Nous avons vu les équations de la mécanique mettre en évidence deux aspects du temps, parfois équivalents, parfois distincts, mais l’un et l’autre adaptés par leurs caractères intrinsèques aux dissymétries sensibles de l’expérience. Le résultat fondamental de la déduction  a priori que nous allons exposer est alors le suivant : cette dualité des aspects du temps, doués chacun de ces dissymétries propres, n’apparaît pas seulement dans l’application des mathématiques à l’univers physique, c’est-à-dire en mécanique, mais existe déjà au niveau des mathématiques pures, indépendamment de tout souci d’application à l’univers. Quelle que soit l’origine dialectique de cette dualité des temps que nous trouverons inhérente à la théorie des équations différentielles et des équations aux dérivées partielles, la mécanique n’apporte, en ce qui concerne le problème du temps, aucun arrangement dont le schéma ne se laisse apercevoir dans les abstractions pures dont elle est l’application. Le temps physique sous toutes ses formes n’est que la réalisation sensible d’une structure qui se manifeste déjà dans le domaine intelligible des mathématiques.

La méthode que nous allons suivre dans cette démonstration est une méthode d’analyse régressive. Nous procèderons du concret à l’abstrait, du composé au simple, pour reporter toujours le nœud du problème à un niveau plus élevé dans la hiérarchie des Idées ; et c’est ce rattachement de données empiriques à une structure idéale qui constitue pour nous la déduction a priori des dissymétries sensibles relatives aux temps. Cette méthode présente sur les synthèses déductives du temps qu’ont essayées les philosophies idéalistes du XIXe et du XXe siècle un avantage, à nos yeux considérable : nous n’opérons pas arbitrairement une déduction a priori du temps, nous observons, dans l’ordre de l’univers, les étapes constituées de cette déduction.

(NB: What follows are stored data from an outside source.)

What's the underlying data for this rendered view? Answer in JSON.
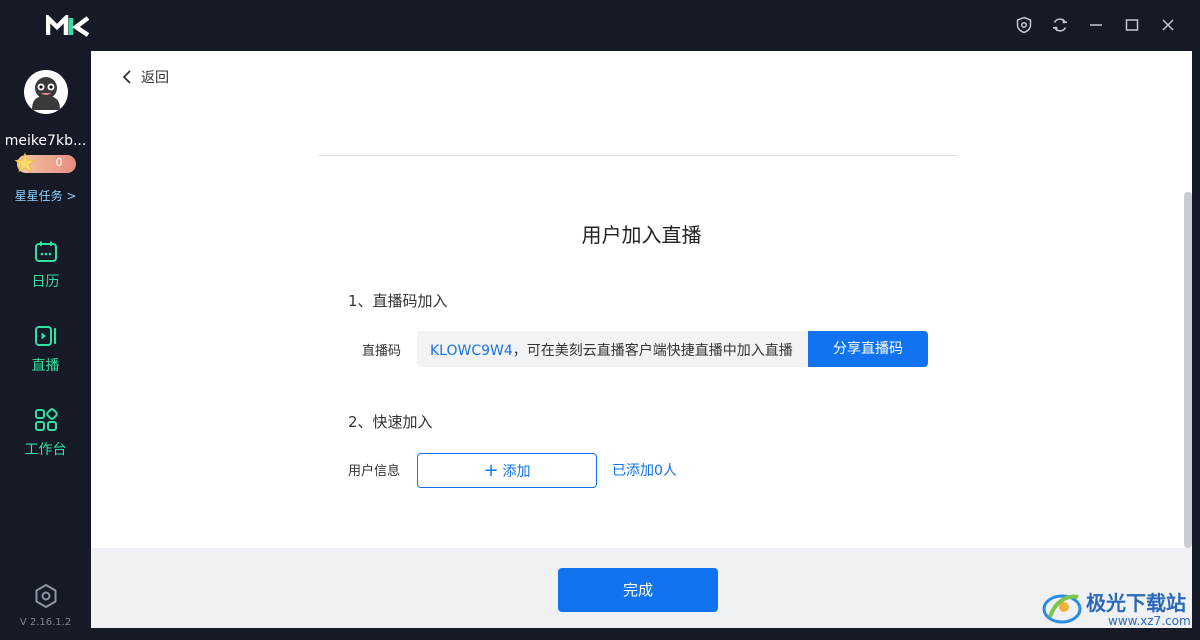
{
  "titlebar": {
    "logo_icon": "mk-logo",
    "controls": [
      "shield-icon",
      "sync-icon",
      "minimize-icon",
      "maximize-icon",
      "close-icon"
    ]
  },
  "sidebar": {
    "username": "meike7kb...",
    "stars": "0",
    "tasks_link": "星星任务 >",
    "nav": [
      {
        "label": "日历",
        "icon": "calendar-icon"
      },
      {
        "label": "直播",
        "icon": "live-icon"
      },
      {
        "label": "工作台",
        "icon": "workbench-icon"
      }
    ],
    "version": "V 2.16.1.2",
    "accent": "#34e0a0"
  },
  "main": {
    "back_label": "返回",
    "title": "用户加入直播",
    "section1": {
      "title": "1、直播码加入",
      "code_label": "直播码",
      "code": "KLOWC9W4",
      "code_desc": "，可在美刻云直播客户端快捷直播中加入直播",
      "share_label": "分享直播码"
    },
    "section2": {
      "title": "2、快速加入",
      "user_label": "用户信息",
      "add_label": "添加",
      "added_count": "已添加0人"
    },
    "done_label": "完成",
    "primary_color": "#1273f0"
  },
  "watermark": {
    "text": "极光下载站",
    "url": "www.xz7.com"
  }
}
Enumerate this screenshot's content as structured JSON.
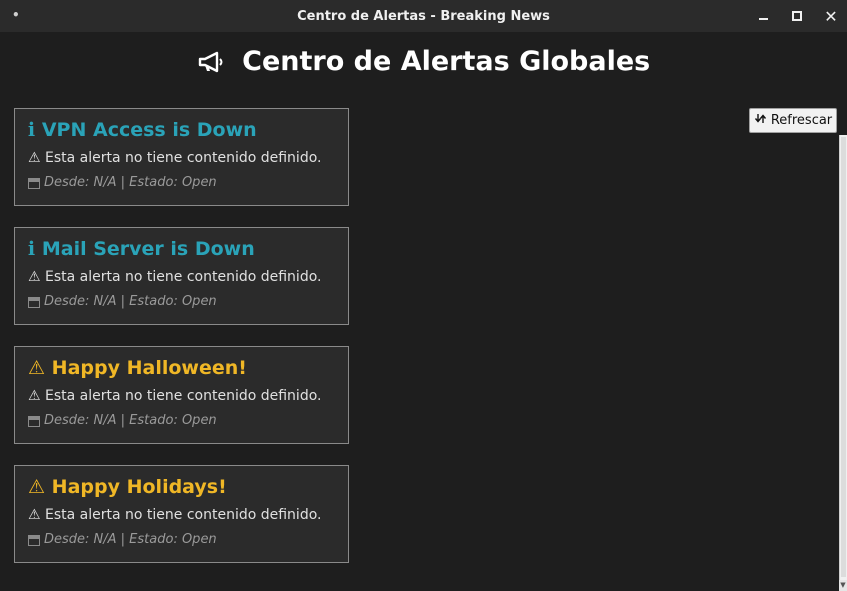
{
  "window": {
    "title": "Centro de Alertas - Breaking News",
    "menu_glyph": "•"
  },
  "header": {
    "title": "Centro de Alertas Globales",
    "icon": "megaphone-icon"
  },
  "toolbar": {
    "refresh_label": "Refrescar",
    "refresh_icon": "refresh-icon"
  },
  "colors": {
    "info": "#2aa3b8",
    "warning": "#f0b726",
    "background": "#1e1e1e",
    "card": "#2b2b2b"
  },
  "alerts": [
    {
      "icon": "ℹ",
      "title": "VPN Access is Down",
      "level": "info",
      "body": "⚠ Esta alerta no tiene contenido definido.",
      "meta": "Desde: N/A | Estado: Open"
    },
    {
      "icon": "ℹ",
      "title": "Mail Server is Down",
      "level": "info",
      "body": "⚠ Esta alerta no tiene contenido definido.",
      "meta": "Desde: N/A | Estado: Open"
    },
    {
      "icon": "⚠",
      "title": "Happy Halloween!",
      "level": "warn",
      "body": "⚠ Esta alerta no tiene contenido definido.",
      "meta": "Desde: N/A | Estado: Open"
    },
    {
      "icon": "⚠",
      "title": "Happy Holidays!",
      "level": "warn",
      "body": "⚠ Esta alerta no tiene contenido definido.",
      "meta": "Desde: N/A | Estado: Open"
    }
  ]
}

Une pareille exigence d’analyse explique les raisons pour lesquelles nous envisagerons la théorie des équations aux dérivées partielles avant la théorie des équations différentielles. Les équations de la physique mathématique sont en effet généralement des équations aux dérivées partielles de sorte que la théorie générale de celles-ci constitue comme le premier domaine où retrouver le jeu pur des relations que soutiennent entre eux les différents aspects du temps physique.

Considérons ([2]) l’équation aux dérivées partielles du premier ordre, à deux variables indépendantes, F(x1, x2, u, p1, p2) = 0, où u est une fonction inconnue des deux variables x1 et x2 et où p1 = ∂u/∂x1, p2 = ∂u/∂x2.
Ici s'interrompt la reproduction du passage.